Und plötzlich stand da der Zusammenhang, die Gewissheit,
dass er, Allan Nagy, letztlich den Tod Annes verschuldet hatte.
Hart griff diese Erkenntnis nach ihm, und er erwehrte sich
dieser schrecklichen Einsicht nicht, er kostete die Bitternis bis
zur Neige aus. Wieder stand Anne plastisch vor ihm, ihr
Gesicht mit dem Ausdruck intensiven Nachdenkens, wie er sie
oft vor einem neuen Abschnitt in ihrer Arbeit mit dieser
verdammten Faunella angetroffen hatte. Es war ein
Gesichtsausdruck, der ihm, nachdem er sie kannte, deutlich
sagte, dass sie für nichts Zeit und Interesse haben würde,
weder für die Mutter noch Gesellschaft, noch den Freund und
sein Zärtlichkeitsbedürfnis. Und einen Augenblick stiegen
auch jetzt Ärger, Enttäuschung und Wut über diese verfluchte
Alge in Nagy auf; er hatte das Gefühl, als erwachse aus diesem
Zorn abermals die Rechtfertigung seines Verhaltens damals.

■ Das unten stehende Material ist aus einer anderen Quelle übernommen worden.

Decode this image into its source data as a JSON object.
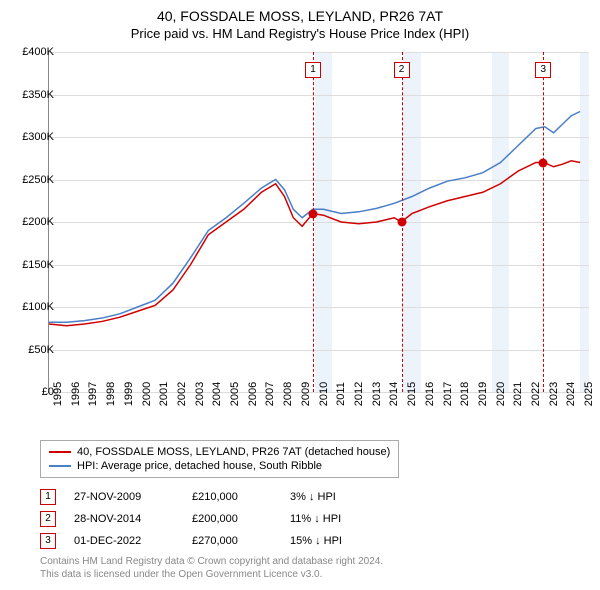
{
  "title": "40, FOSSDALE MOSS, LEYLAND, PR26 7AT",
  "subtitle": "Price paid vs. HM Land Registry's House Price Index (HPI)",
  "chart": {
    "type": "line",
    "background_color": "#ffffff",
    "grid_color": "#dddddd",
    "axis_color": "#888888",
    "ylabel_fontsize": 11,
    "xlabel_fontsize": 11,
    "ylim": [
      0,
      400000
    ],
    "yticks": [
      {
        "v": 0,
        "label": "£0"
      },
      {
        "v": 50000,
        "label": "£50K"
      },
      {
        "v": 100000,
        "label": "£100K"
      },
      {
        "v": 150000,
        "label": "£150K"
      },
      {
        "v": 200000,
        "label": "£200K"
      },
      {
        "v": 250000,
        "label": "£250K"
      },
      {
        "v": 300000,
        "label": "£300K"
      },
      {
        "v": 350000,
        "label": "£350K"
      },
      {
        "v": 400000,
        "label": "£400K"
      }
    ],
    "xlim": [
      1995,
      2025.5
    ],
    "xticks": [
      1995,
      1996,
      1997,
      1998,
      1999,
      2000,
      2001,
      2002,
      2003,
      2004,
      2005,
      2006,
      2007,
      2008,
      2009,
      2010,
      2011,
      2012,
      2013,
      2014,
      2015,
      2016,
      2017,
      2018,
      2019,
      2020,
      2021,
      2022,
      2023,
      2024,
      2025
    ],
    "shaded_5yr_color": "#eaf1fa",
    "shaded_ranges": [
      [
        2010,
        2011
      ],
      [
        2015,
        2016
      ],
      [
        2020,
        2021
      ],
      [
        2025,
        2025.5
      ]
    ],
    "series": [
      {
        "name": "property",
        "label": "40, FOSSDALE MOSS, LEYLAND, PR26 7AT (detached house)",
        "color": "#d00000",
        "line_width": 1.5,
        "points": [
          [
            1995.0,
            80000
          ],
          [
            1996.0,
            78000
          ],
          [
            1997.0,
            80000
          ],
          [
            1998.0,
            83000
          ],
          [
            1999.0,
            88000
          ],
          [
            2000.0,
            95000
          ],
          [
            2001.0,
            102000
          ],
          [
            2002.0,
            120000
          ],
          [
            2003.0,
            150000
          ],
          [
            2004.0,
            185000
          ],
          [
            2005.0,
            200000
          ],
          [
            2006.0,
            215000
          ],
          [
            2007.0,
            235000
          ],
          [
            2007.8,
            245000
          ],
          [
            2008.3,
            230000
          ],
          [
            2008.8,
            205000
          ],
          [
            2009.3,
            195000
          ],
          [
            2009.9,
            210000
          ],
          [
            2010.5,
            208000
          ],
          [
            2011.5,
            200000
          ],
          [
            2012.5,
            198000
          ],
          [
            2013.5,
            200000
          ],
          [
            2014.5,
            205000
          ],
          [
            2014.9,
            200000
          ],
          [
            2015.5,
            210000
          ],
          [
            2016.5,
            218000
          ],
          [
            2017.5,
            225000
          ],
          [
            2018.5,
            230000
          ],
          [
            2019.5,
            235000
          ],
          [
            2020.5,
            245000
          ],
          [
            2021.5,
            260000
          ],
          [
            2022.5,
            270000
          ],
          [
            2022.95,
            270000
          ],
          [
            2023.5,
            265000
          ],
          [
            2024.0,
            268000
          ],
          [
            2024.5,
            272000
          ],
          [
            2025.0,
            270000
          ]
        ]
      },
      {
        "name": "hpi",
        "label": "HPI: Average price, detached house, South Ribble",
        "color": "#4a7ec8",
        "line_width": 1.5,
        "points": [
          [
            1995.0,
            82000
          ],
          [
            1996.0,
            82000
          ],
          [
            1997.0,
            84000
          ],
          [
            1998.0,
            87000
          ],
          [
            1999.0,
            92000
          ],
          [
            2000.0,
            100000
          ],
          [
            2001.0,
            108000
          ],
          [
            2002.0,
            128000
          ],
          [
            2003.0,
            158000
          ],
          [
            2004.0,
            190000
          ],
          [
            2005.0,
            205000
          ],
          [
            2006.0,
            222000
          ],
          [
            2007.0,
            240000
          ],
          [
            2007.8,
            250000
          ],
          [
            2008.3,
            238000
          ],
          [
            2008.8,
            215000
          ],
          [
            2009.3,
            205000
          ],
          [
            2009.9,
            215000
          ],
          [
            2010.5,
            215000
          ],
          [
            2011.5,
            210000
          ],
          [
            2012.5,
            212000
          ],
          [
            2013.5,
            216000
          ],
          [
            2014.5,
            222000
          ],
          [
            2015.5,
            230000
          ],
          [
            2016.5,
            240000
          ],
          [
            2017.5,
            248000
          ],
          [
            2018.5,
            252000
          ],
          [
            2019.5,
            258000
          ],
          [
            2020.5,
            270000
          ],
          [
            2021.5,
            290000
          ],
          [
            2022.5,
            310000
          ],
          [
            2023.0,
            312000
          ],
          [
            2023.5,
            305000
          ],
          [
            2024.0,
            315000
          ],
          [
            2024.5,
            325000
          ],
          [
            2025.0,
            330000
          ]
        ]
      }
    ],
    "markers": [
      {
        "n": "1",
        "x": 2009.91,
        "y": 210000
      },
      {
        "n": "2",
        "x": 2014.91,
        "y": 200000
      },
      {
        "n": "3",
        "x": 2022.92,
        "y": 270000
      }
    ],
    "marker_color": "#d00000"
  },
  "legend": {
    "items": [
      {
        "color": "#d00000",
        "label": "40, FOSSDALE MOSS, LEYLAND, PR26 7AT (detached house)"
      },
      {
        "color": "#4a7ec8",
        "label": "HPI: Average price, detached house, South Ribble"
      }
    ]
  },
  "transactions": [
    {
      "n": "1",
      "date": "27-NOV-2009",
      "price": "£210,000",
      "pct": "3% ↓ HPI"
    },
    {
      "n": "2",
      "date": "28-NOV-2014",
      "price": "£200,000",
      "pct": "11% ↓ HPI"
    },
    {
      "n": "3",
      "date": "01-DEC-2022",
      "price": "£270,000",
      "pct": "15% ↓ HPI"
    }
  ],
  "footer": {
    "line1": "Contains HM Land Registry data © Crown copyright and database right 2024.",
    "line2": "This data is licensed under the Open Government Licence v3.0."
  }
}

Dann aber fühlte er sich an jenen Abend versetzt, so deutlich,
als sei es der gestrige gewesen.
Er hatte Anne nicht zu Hause angetroffen. Sie sei noch im
Institut, hatte die Mutter lächelnd mitgeteilt. Ihr Lächeln zeigte
ihm deutlich, wie sie befriedigte, was in ihm eine Ärgerwelle
hochjagte.
Er wusste, dass die Mutter nichts gegen ihn hatte, dass sie
Wahl und Verhalten ihres Abgotts Anne akzeptierte, aber
lieber wäre es ihr wohl gewesen, er hätte sich nicht dazwischen
gedrängt. Was ihr offenbar tiefe Genugtuung bereitete, war die
Tatsache, dass Anne in bestimmten Stadien ihre Arbeit, die
Faunella dem liebeshungrigen Freund vorzog. Und diesen
Triumph hatte er ihr an jenem Abend aus dem Gesicht gelesen.